README.md — end user. Stays narrow. The three surfaces a user touches:

  • CLI — new kebab <subcommand>, flag, --json field, or exit-code change. Update the 명령 table and the Quick start block if the new flow needs a different invocation.
  • TUI — new pane, key binding, or run-time behavior visible to a kebab tui user. Update the row in the 명령 table and the Mermaid diagram if a new external surface lands.
  • Configuration — new config.toml field, KEBAB_* env, default change, or XDG path. Update the Configuration section AND the config example block in docs/SMOKE.md.

The Mermaid logical-architecture diagram stays the only diagram in the README. If a new media type / external service / store crosses the diagram boundary, update it; otherwise leave it alone.

The README does NOT carry: phase status, component count, post-merge deviations, crate dependency graph, directory tree, locked-in technical decisions. Those live in HANDOFF or ARCHITECTURE.

HANDOFF.md — handing off. Phase-level progress + next-task candidates. Flip the relevant phase row from to when a phase epic completes.

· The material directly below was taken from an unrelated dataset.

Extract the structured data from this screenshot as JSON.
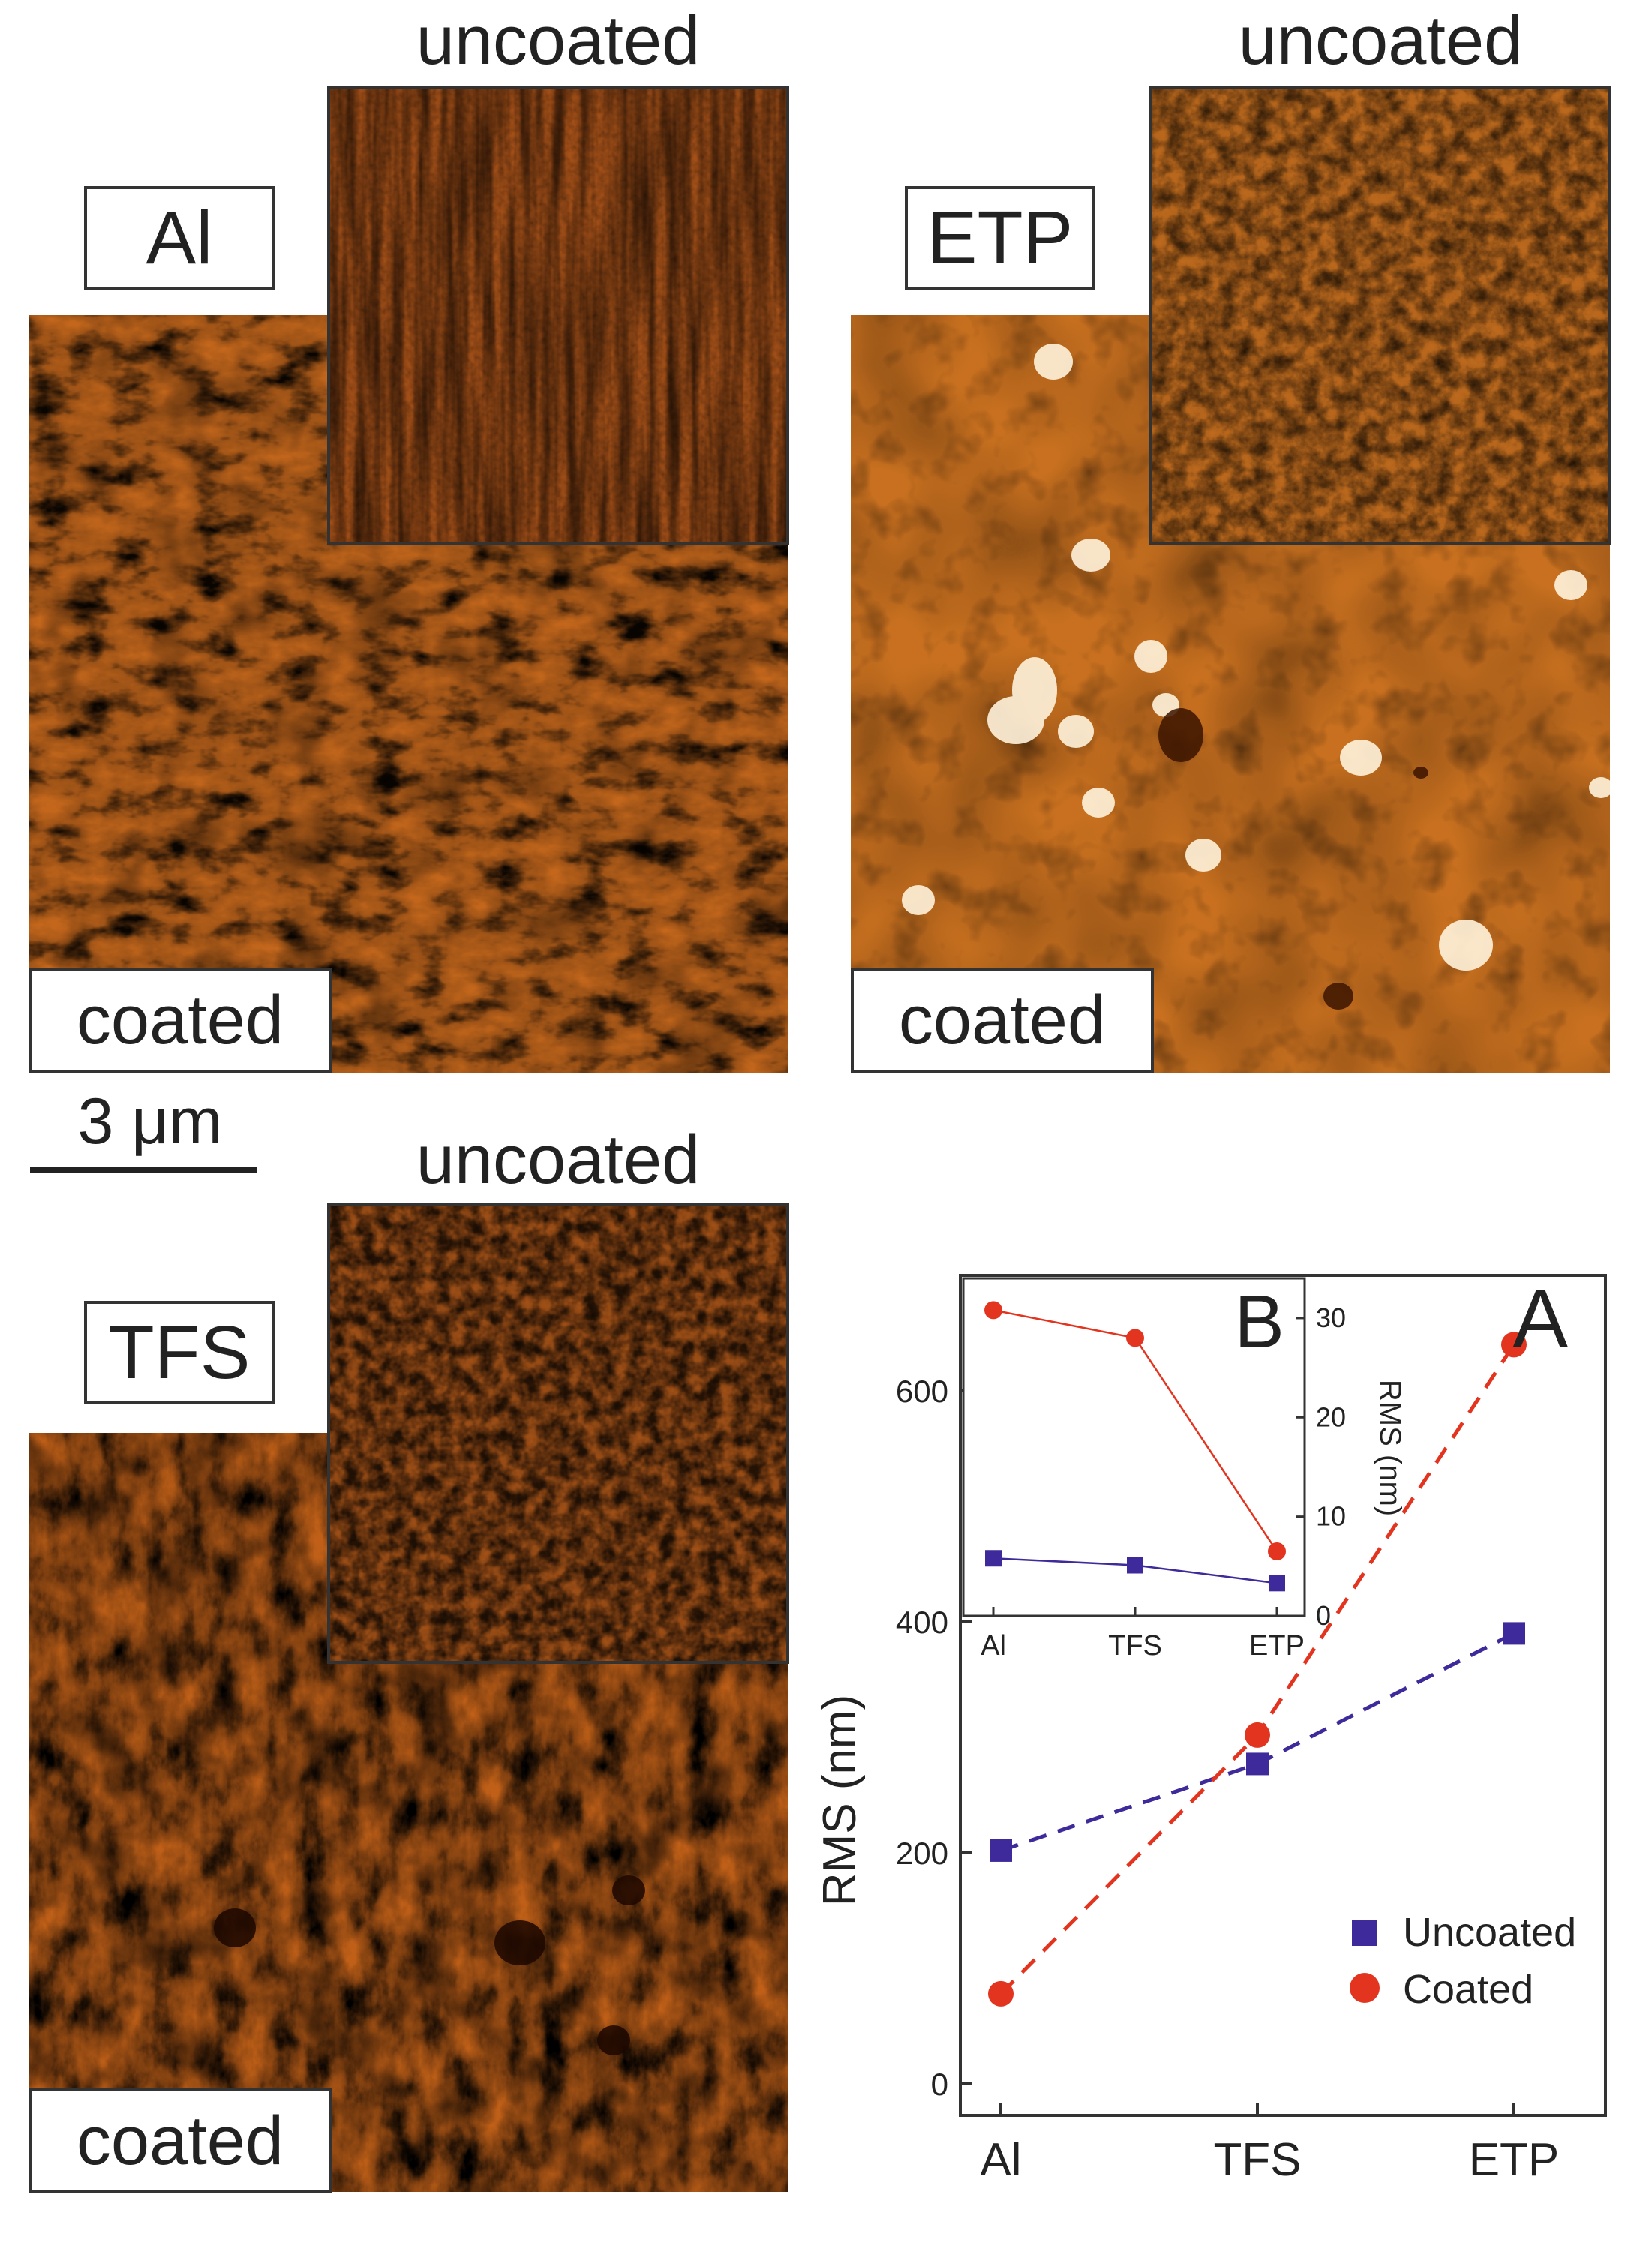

Add a one-line entry under "머지 후 발견된 버그 / 결정 (요약)" when a HOTFIXES entry lands that's load-bearing for someone picking up the project. Per-component progress lives in tasks/INDEX.md, not here.

docs/ARCHITECTURE.md — implementation detail. Crate dependency graph, directory tree, locked-in technical decisions. Update when:

  • A new crate is added — extend the graph + directory tree.
  • A locked-in decision flips (e.g. OCR engine default changes per a HOTFIXES entry) — update the table and link the HOTFIXES entry.
  • A directory moves — update the tree.

Out of scope for all three: HOTFIXES detail (tasks/HOTFIXES.md), version cascade mechanics (CLAUDE.md §Versioning cascade), per-task spec rationale (tasks/p<N>/).

If a feature ships behind a flag that's off-by-default, mention the flag explicitly in the README so a user reading only the README knows the surface exists but is gated.

Remote

Git remote is Gitea: https://gitea.altair823.xyz/altair823-org/kebab.git. PRs are created via the Gitea REST API (POST /repos/altair823-org/kebab/pulls) — gh CLI does not work against this host. Auth uses ~/.netrc (populated via git credential fill).